If practice makes perfect, then it’s no wonder the baskets made by Eric Peterson and Barbara (Barb) Sakowicz are so beautiful. They’ve been practicing for years.
Their basket-making journey began in the early 1980s, when Eric started studying with Betty and Roger Curry, considered by many to be the keepers of the flame of traditional Ozark white-oak basket-making.
Barb got into baskets through Eric, whom she met in 1990. “I liked making baskets, but I liked the basket maker more,” she quips.
Together they developed their expertise in making free-form or rib baskets from native materials, as well as traditional white-oak baskets.
Eric himself processes the hickory, elm, and cedar barks needed for their native-materials baskets, and collects the various vines and grasses. The trees and vines come from their property near Taneyville and that of friends who share their basket-making passion.
Eric and Barb transitioned from students to teachers in the early 1990s when Nancy Hillard of Caledonia, the previous free-form basket instructor at the annual Christianson Native Craft Workshop, retired. They were asked to take over her classes.

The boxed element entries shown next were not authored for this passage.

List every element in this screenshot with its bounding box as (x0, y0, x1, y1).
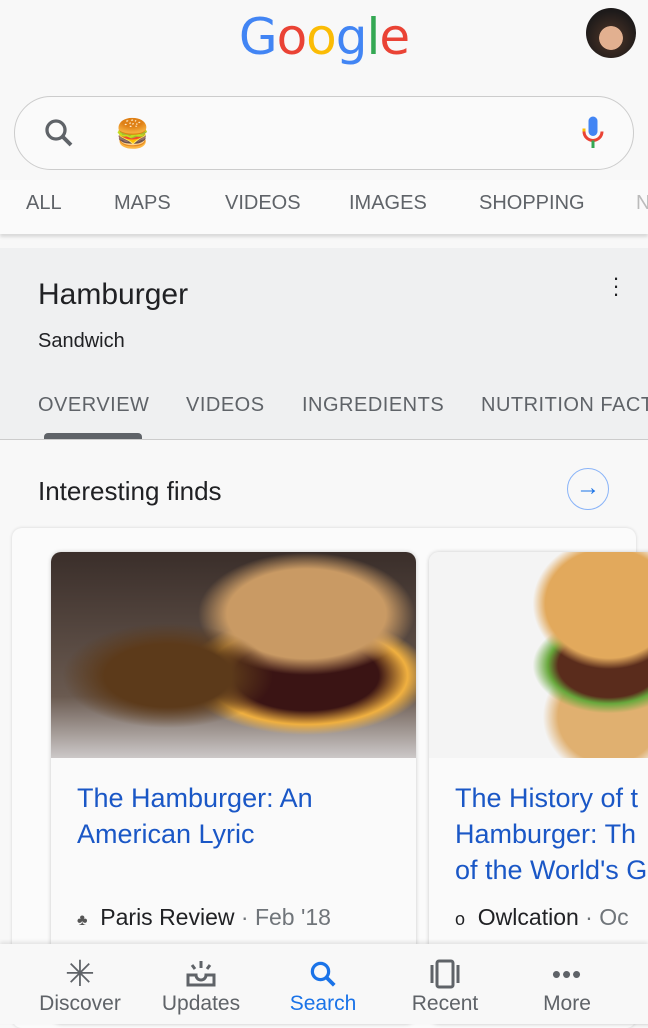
nav-more[interactable]: ••• More (507, 956, 627, 1016)
burger-image (429, 552, 648, 758)
knowledge-panel: Hamburger Sandwich · · · OVERVIEW VIDEOS I… (0, 248, 648, 440)
entity-subtitle: Sandwich (38, 330, 125, 352)
paris-review-logo-icon: ♣ (77, 912, 88, 929)
tab-images[interactable]: IMAGES (349, 192, 427, 215)
burger-image (51, 552, 416, 758)
active-tab-indicator (44, 433, 142, 439)
google-logo: Google (238, 8, 410, 66)
card-title[interactable]: The History of t Hamburger: Th of the Worl… (455, 780, 648, 888)
kp-tab-videos[interactable]: VIDEOS (186, 394, 265, 417)
bottom-nav: ✳ Discover Updates Search Recent ••• More (0, 944, 648, 1024)
kp-tab-nutrition-facts[interactable]: NUTRITION FACTS (481, 394, 648, 417)
tab-news[interactable]: N (636, 192, 648, 215)
card-source: o Owlcation · Oc (455, 904, 629, 930)
nav-discover[interactable]: ✳ Discover (20, 953, 140, 1016)
search-bar[interactable]: 🍔 (14, 96, 634, 170)
nav-updates[interactable]: Updates (141, 956, 261, 1016)
tab-maps[interactable]: MAPS (114, 192, 171, 215)
card-source: ♣ Paris Review · Feb '18 (77, 904, 331, 930)
kp-tab-overview[interactable]: OVERVIEW (38, 394, 149, 417)
tab-videos[interactable]: VIDEOS (225, 192, 301, 215)
tab-shopping[interactable]: SHOPPING (479, 192, 585, 215)
asterisk-icon: ✳ (64, 953, 96, 994)
nav-recent[interactable]: Recent (385, 956, 505, 1016)
updates-tray-icon (141, 956, 261, 992)
mic-icon[interactable] (581, 115, 605, 151)
section-title: Interesting finds (38, 476, 222, 506)
search-icon[interactable] (41, 115, 77, 151)
more-dots-icon: ••• (551, 958, 583, 989)
entity-title: Hamburger (38, 278, 189, 311)
nav-search[interactable]: Search (263, 956, 383, 1016)
arrow-right-icon[interactable]: → (567, 468, 609, 510)
kp-tab-ingredients[interactable]: INGREDIENTS (302, 394, 444, 417)
recent-cards-icon (385, 956, 505, 992)
search-tabs: ALL MAPS VIDEOS IMAGES SHOPPING N (0, 180, 648, 234)
search-query[interactable]: 🍔 (115, 117, 150, 150)
card-title[interactable]: The Hamburger: An American Lyric (77, 780, 416, 852)
more-options-icon[interactable]: · · · (612, 267, 620, 305)
owlcation-logo-icon: o (455, 909, 466, 929)
tab-all[interactable]: ALL (26, 192, 62, 215)
avatar[interactable] (586, 8, 636, 58)
search-icon (263, 956, 383, 992)
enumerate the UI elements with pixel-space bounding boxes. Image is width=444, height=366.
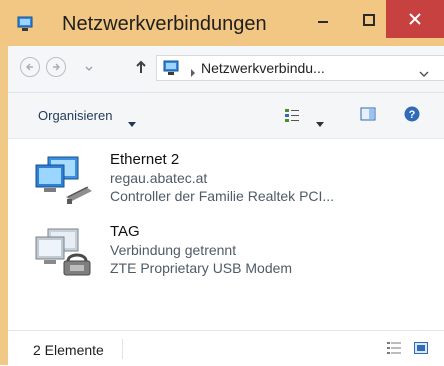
modem-connection-icon (34, 225, 94, 279)
view-options-icon[interactable] (284, 107, 300, 123)
address-bar[interactable]: Netzwerkverbindu... (156, 55, 444, 81)
title-bar[interactable]: Netzwerkverbindungen (0, 0, 444, 46)
navigation-bar: Netzwerkverbindu... (8, 46, 444, 93)
connection-status: regau.abatec.at (110, 170, 208, 186)
up-arrow-icon[interactable] (134, 59, 148, 75)
connection-name: Ethernet 2 (110, 151, 180, 168)
address-dropdown-icon[interactable] (419, 65, 429, 77)
organize-button[interactable]: Organisieren (38, 108, 112, 123)
minimize-button[interactable] (300, 2, 346, 38)
command-bar: Organisieren ? (8, 93, 444, 139)
breadcrumb-location[interactable]: Netzwerkverbindu... (201, 60, 325, 76)
connection-device: Controller der Familie Realtek PCI... (110, 188, 335, 204)
close-button[interactable] (386, 0, 444, 38)
status-divider (122, 339, 123, 359)
network-connections-icon[interactable] (17, 16, 35, 32)
recent-locations-chevron-icon[interactable] (84, 61, 94, 71)
network-connections-icon (163, 60, 181, 76)
organize-dropdown-icon[interactable] (128, 114, 136, 127)
ethernet-adapter-icon (34, 153, 94, 207)
explorer-client-area: Netzwerkverbindu... Organisieren ? Ether… (8, 46, 444, 366)
breadcrumb-separator-icon[interactable] (190, 64, 196, 77)
large-icons-view-icon[interactable] (414, 341, 428, 355)
list-item-tag[interactable]: TAG Verbindung getrennt ZTE Proprietary … (34, 219, 424, 289)
file-list: Ethernet 2 regau.abatec.at Controller de… (8, 139, 444, 325)
svg-text:?: ? (409, 109, 416, 121)
status-bar: 2 Elemente (8, 330, 444, 366)
explorer-window: Netzwerkverbindungen Netzwerkverbindu...… (0, 0, 444, 366)
window-title: Netzwerkverbindungen (62, 13, 267, 35)
forward-button[interactable] (46, 57, 66, 77)
connection-device: ZTE Proprietary USB Modem (110, 260, 293, 276)
details-view-icon[interactable] (387, 341, 401, 355)
connection-status: Verbindung getrennt (110, 242, 237, 258)
view-dropdown-icon[interactable] (316, 114, 324, 127)
back-button[interactable] (20, 57, 40, 77)
item-count: 2 Elemente (33, 342, 104, 358)
list-item-ethernet-2[interactable]: Ethernet 2 regau.abatec.at Controller de… (34, 147, 424, 217)
preview-pane-icon[interactable] (360, 106, 376, 122)
help-icon[interactable]: ? (403, 105, 421, 123)
connection-name: TAG (110, 223, 140, 240)
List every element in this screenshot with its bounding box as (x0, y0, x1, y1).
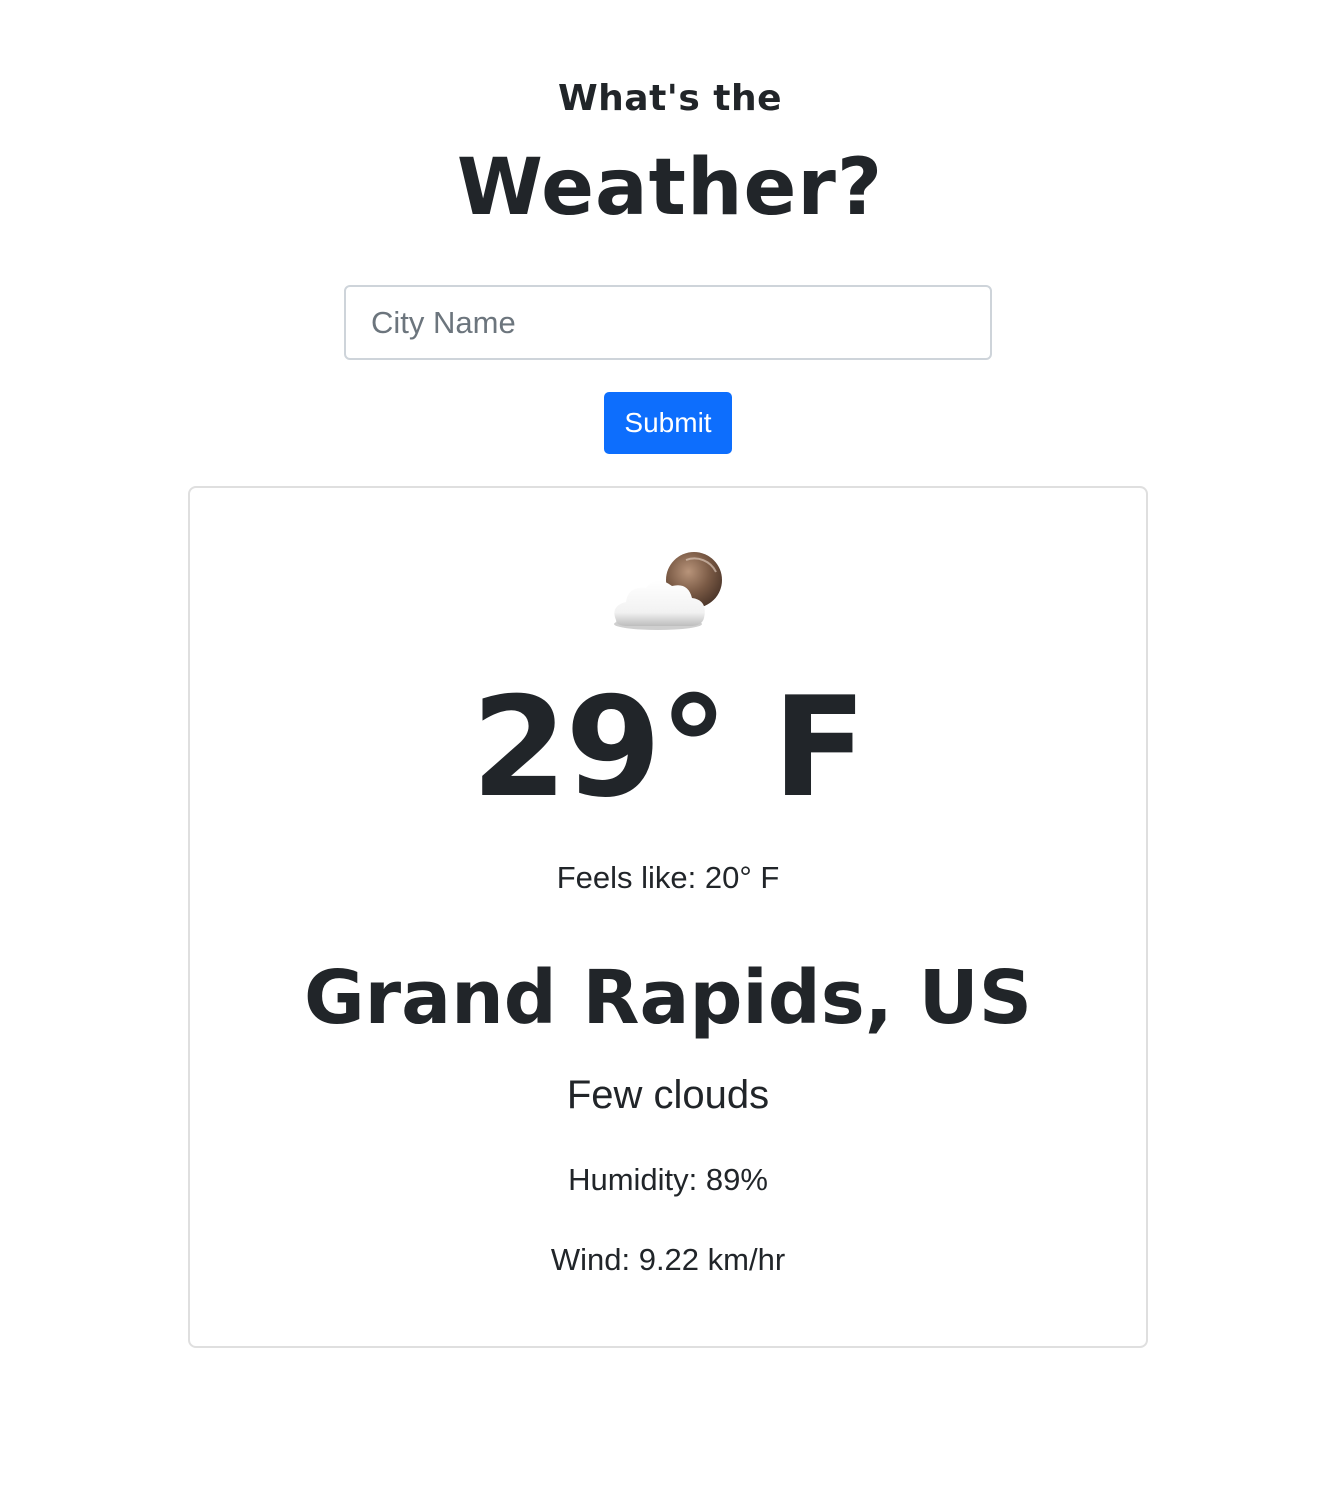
humidity: Humidity: 89% (568, 1162, 768, 1197)
app-title: Weather? (456, 143, 884, 233)
location-name: Grand Rapids, US (303, 955, 1033, 1041)
wind-speed: Wind: 9.22 km/hr (550, 1242, 786, 1277)
submit-button[interactable]: Submit (604, 392, 732, 454)
temperature: 29° F (471, 667, 866, 828)
few-clouds-night-icon (606, 546, 734, 634)
weather-description: Few clouds (566, 1073, 770, 1117)
city-name-input[interactable] (344, 285, 992, 360)
app-subtitle: What's the (557, 78, 783, 119)
weather-card: 29° F Feels like: 20° F Grand Rapids, US… (188, 486, 1148, 1348)
weather-app: What's the Weather? Submit (0, 0, 1340, 1504)
feels-like: Feels like: 20° F (556, 860, 780, 895)
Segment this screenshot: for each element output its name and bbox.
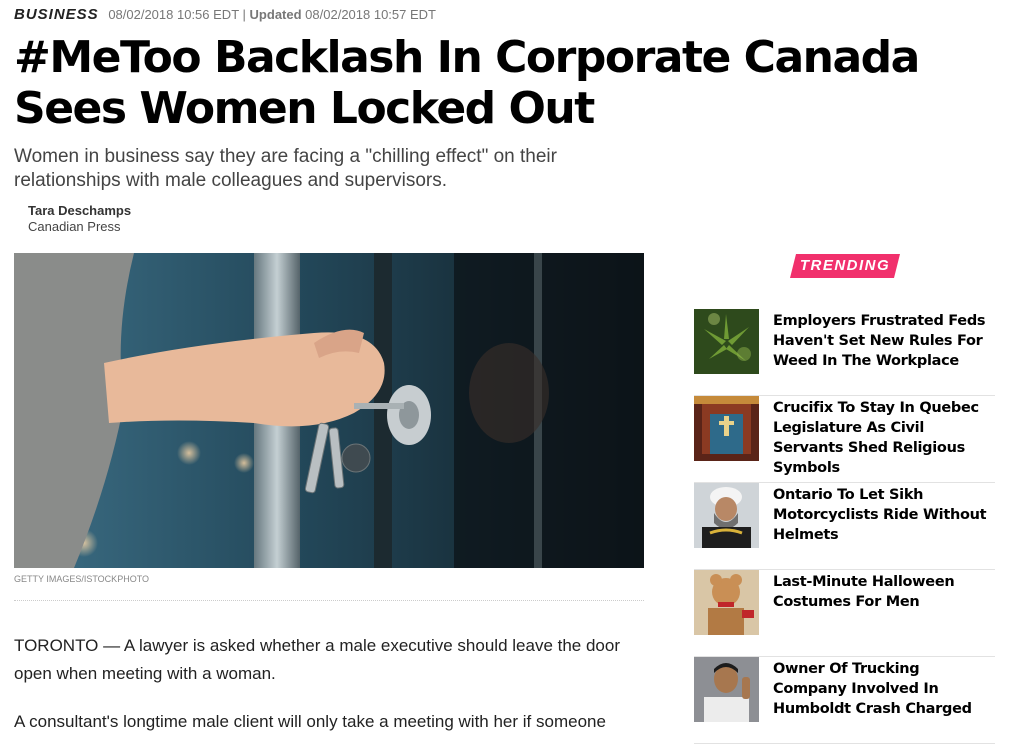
trending-item[interactable]: Last-Minute Halloween Costumes For Men (694, 570, 995, 657)
section-label[interactable]: BUSINESS (14, 6, 99, 23)
divider (14, 600, 644, 601)
article-meta: BUSINESS 08/02/2018 10:56 EDT | Updated … (14, 6, 436, 23)
meta-separator: | (242, 7, 246, 22)
trending-title[interactable]: Ontario To Let Sikh Motorcyclists Ride W… (773, 485, 993, 545)
trending-item[interactable]: Owner Of Trucking Company Involved In Hu… (694, 657, 995, 744)
trending-title[interactable]: Owner Of Trucking Company Involved In Hu… (773, 659, 993, 719)
trending-item[interactable]: Ontario To Let Sikh Motorcyclists Ride W… (694, 483, 995, 570)
trending-title[interactable]: Last-Minute Halloween Costumes For Men (773, 572, 993, 612)
article-headline: #MeToo Backlash In Corporate Canada Sees… (14, 32, 920, 134)
article-paragraph: TORONTO — A lawyer is asked whether a ma… (14, 636, 620, 683)
trending-label: TRENDING (790, 254, 900, 278)
trucking-owner-thumbnail[interactable] (694, 657, 759, 722)
trending-title[interactable]: Employers Frustrated Feds Haven't Set Ne… (773, 311, 993, 371)
article-subheadline: Women in business say they are facing a … (14, 146, 557, 191)
trending-title[interactable]: Crucifix To Stay In Quebec Legislature A… (773, 398, 993, 478)
author-name[interactable]: Tara Deschamps (28, 203, 131, 219)
trending-item[interactable]: Employers Frustrated Feds Haven't Set Ne… (694, 309, 995, 396)
updated-label: Updated (249, 7, 302, 22)
trending-label-text: TRENDING (799, 257, 891, 274)
legislature-crucifix-thumbnail[interactable] (694, 396, 759, 461)
author-organization: Canadian Press (28, 219, 121, 234)
cannabis-plant-thumbnail[interactable] (694, 309, 759, 374)
image-credit: GETTY IMAGES/ISTOCKPHOTO (14, 574, 150, 584)
trending-list: Employers Frustrated Feds Haven't Set Ne… (694, 309, 995, 744)
article-paragraph: A consultant's longtime male client will… (14, 712, 606, 731)
halloween-costume-thumbnail[interactable] (694, 570, 759, 635)
sikh-motorcyclist-thumbnail[interactable] (694, 483, 759, 548)
published-timestamp: 08/02/2018 10:56 EDT (108, 7, 239, 22)
byline: Tara Deschamps Canadian Press (28, 203, 131, 235)
trending-item[interactable]: Crucifix To Stay In Quebec Legislature A… (694, 396, 995, 483)
updated-timestamp: 08/02/2018 10:57 EDT (305, 7, 436, 22)
hero-image (14, 253, 644, 568)
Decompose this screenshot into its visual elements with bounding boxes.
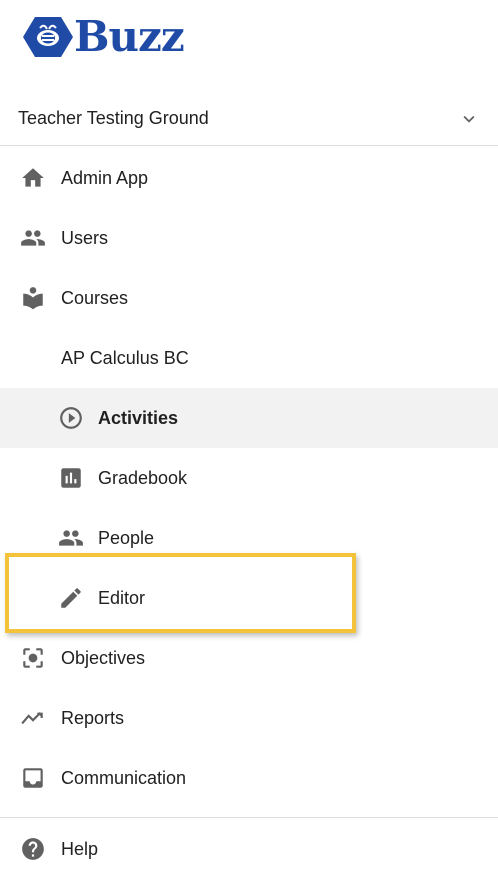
- sidebar-item-help[interactable]: Help: [0, 819, 498, 879]
- sidebar-item-label: AP Calculus BC: [61, 347, 189, 368]
- org-selector[interactable]: Teacher Testing Ground: [0, 92, 498, 146]
- sidebar-item-label: Reports: [61, 707, 125, 728]
- sidebar-item-label: Objectives: [61, 647, 146, 668]
- sidebar-item-label: Admin App: [61, 167, 149, 188]
- play-circle-icon: [57, 404, 85, 432]
- sidebar-item-label: Help: [61, 838, 99, 859]
- sidebar-item-communication[interactable]: Communication: [0, 748, 498, 808]
- target-frame-icon: [19, 644, 47, 672]
- people-icon: [19, 224, 47, 252]
- logo-text: Buzz: [74, 12, 185, 61]
- sidebar-item-label: People: [98, 527, 155, 548]
- sidebar-item-label: Courses: [61, 287, 129, 308]
- sidebar-item-label: Gradebook: [98, 467, 188, 488]
- sidebar-item-activities[interactable]: Activities: [0, 388, 498, 448]
- editor-highlight-frame: [5, 553, 356, 633]
- sidebar-item-reports[interactable]: Reports: [0, 688, 498, 748]
- sidebar-item-objectives[interactable]: Objectives: [0, 628, 498, 688]
- sidebar-item-label: Communication: [61, 767, 187, 788]
- book-reader-icon: [19, 284, 47, 312]
- home-icon: [19, 164, 47, 192]
- people-icon: [57, 524, 85, 552]
- inbox-icon: [19, 764, 47, 792]
- sidebar-item-course-ap-calculus-bc[interactable]: AP Calculus BC: [0, 328, 498, 388]
- bee-logo-icon: [23, 17, 73, 57]
- trending-icon: [19, 704, 47, 732]
- sidebar-item-label: Users: [61, 227, 109, 248]
- sidebar-item-gradebook[interactable]: Gradebook: [0, 448, 498, 508]
- buzz-logo[interactable]: Buzz: [22, 12, 185, 62]
- help-icon: [19, 835, 47, 863]
- org-selector-label: Teacher Testing Ground: [18, 108, 209, 128]
- sidebar-item-admin-app[interactable]: Admin App: [0, 148, 498, 208]
- sidebar-item-courses[interactable]: Courses: [0, 268, 498, 328]
- divider: [0, 817, 498, 818]
- bar-chart-icon: [57, 464, 85, 492]
- sidebar-item-label: Activities: [98, 407, 179, 428]
- chevron-down-icon: [463, 115, 475, 123]
- sidebar-item-users[interactable]: Users: [0, 208, 498, 268]
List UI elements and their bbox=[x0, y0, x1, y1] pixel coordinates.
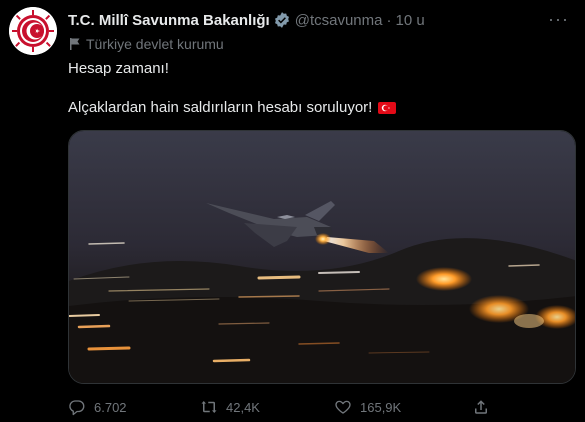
tweet-text-line2-row: Alçaklardan hain saldırıların hesabı sor… bbox=[68, 99, 397, 116]
account-name[interactable]: T.C. Millî Savunma Bakanlığı bbox=[68, 12, 270, 29]
share-icon bbox=[475, 400, 487, 414]
emblem-avatar-icon bbox=[9, 7, 57, 55]
tweet-text-line1: Hesap zamanı! bbox=[68, 60, 169, 77]
reply-icon bbox=[69, 400, 85, 416]
government-label[interactable]: Türkiye devlet kurumu bbox=[68, 34, 224, 54]
tweet-time[interactable]: 10 u bbox=[395, 12, 424, 29]
like-button[interactable]: 165,9K bbox=[334, 398, 472, 416]
retweet-icon bbox=[201, 401, 217, 413]
fighter-jet-photo bbox=[69, 131, 575, 383]
like-count: 165,9K bbox=[360, 399, 402, 415]
account-avatar[interactable] bbox=[9, 7, 57, 55]
more-icon[interactable]: ··· bbox=[548, 9, 569, 30]
government-flag-icon bbox=[70, 38, 80, 50]
tweet-media-image[interactable] bbox=[68, 130, 576, 384]
separator-dot: · bbox=[386, 11, 392, 29]
share-button[interactable] bbox=[472, 398, 490, 416]
account-handle[interactable]: @tcsavunma bbox=[295, 12, 383, 29]
turkish-flag-emoji bbox=[378, 101, 397, 114]
verified-badge-icon[interactable] bbox=[273, 11, 291, 29]
tweet-actions: 6.702 42,4K 165,9K bbox=[68, 396, 498, 418]
tweet-text-line2: Alçaklardan hain saldırıların hesabı sor… bbox=[68, 99, 373, 116]
retweet-button[interactable]: 42,4K bbox=[200, 398, 334, 416]
government-label-text: Türkiye devlet kurumu bbox=[86, 36, 224, 52]
reply-button[interactable]: 6.702 bbox=[68, 398, 200, 416]
reply-count: 6.702 bbox=[94, 399, 127, 415]
retweet-count: 42,4K bbox=[226, 399, 260, 415]
like-icon bbox=[335, 400, 351, 414]
tweet-header: T.C. Millî Savunma Bakanlığı @tcsavunma … bbox=[68, 9, 569, 31]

Nancy gave Eric some of her books and taught him the basics. After Nancy's death, her family gave the rest of her basket books to Eric and Barb for their use. The workshop class is taught al fresco, with students weaving outside under shade trees and even foraging for some materials.
Eric and Barb enjoy seeing the students’ creativity show up in their baskets. No two are ever alike.
Basket-making isn’t the only thing Eric and Barb enjoy doing together. A Renaissance couple, their diverse interests range from gardening to ballroom dancing to bee keeping. Eric enjoys woodturning, throwing pots, and blacksmithing. Barb likes weaving, cooking, and home food preservation. They are active in their church and with a number of charitable organizations.
Both are Master Gardeners and enjoy heirloom gardening and seed collecting. Barb teaches flower-pressing classes through the Master Gardener program, and they both volunteer each year to plant the flower gardens at the Kids Across America Camp near Golden. About 700 urban youth from around the country attend the camp each week in the summer.
Eric also enjoyed teaching a staff member of Kanakuk Kamps in Branson how to harvest materials in the wild and use them to make baskets as part of the camp’s survival class series. The baskets the campers created were primitive but functional.
“I’m supposed to be retired,” says Eric, who formerly manufactured brake and clutch parts for automotive and industrial purposes.
Barb’s background is in occupational health care, but when she moved to Taneyville she couldn’t find work in that field, so she started a home-based business with Mary Kay Cosmetics as an independent beauty consultant. The flexibility of that job allows her to assist Eric in teaching basket weaving and gathering materials.
Their country home reflects their artistic natures, and their family and friends are the lucky beneficiaries of their largesse – from canned goods to floral bouquets to baskets. Because, as Barb and Eric point out, it’s not just about weaving a basket, it’s about weaving friendships in the process.
Eric and Barb teach private classes by appointment in their home outside of Taneyville, near Branson in Taney County. Classes include a snack or light lunch. At a recent class, Barb served homemade breads and jams, with a big pot of homemade chicken noodle soup. Class fees vary, depending on types of materials used, size and complexity of baskets, and group size.
For information about scheduling a private basket-making class for your group, or about purchasing baskets, contact Eric or Barb at email@example.com or 417-546-5588. They have a small supply of baskets on hand, or can create customized baskets to order.
Barb and Eric teach the free-form (rib) basket class at the Christianson Native Craft Workshop held at the end of July at Shannondale Community Center, on Highway 19 between Salem and Eminence; www.christiansonnativecraft.org.
For many years, Eric has assisted at most of Betty Curry’s classes, including the annual Gibson-Curry Split Oak Basket Workshop. Betty carried on the white-oak basket tradition after her husband, Roger, passed away. For awhile now, Betty has been talking about retiring, and the word is that her October workshop will be the last. It is sold out, but there is a waiting list. For information, contact Betty Curry at 417-827-2102.
“Betty said if I’d keep working at it, I’d learn. I hope I’m getting there,” jokes Eric. He’s there, all right, and so is Barb. They've woven a life of not just baskets, but of love.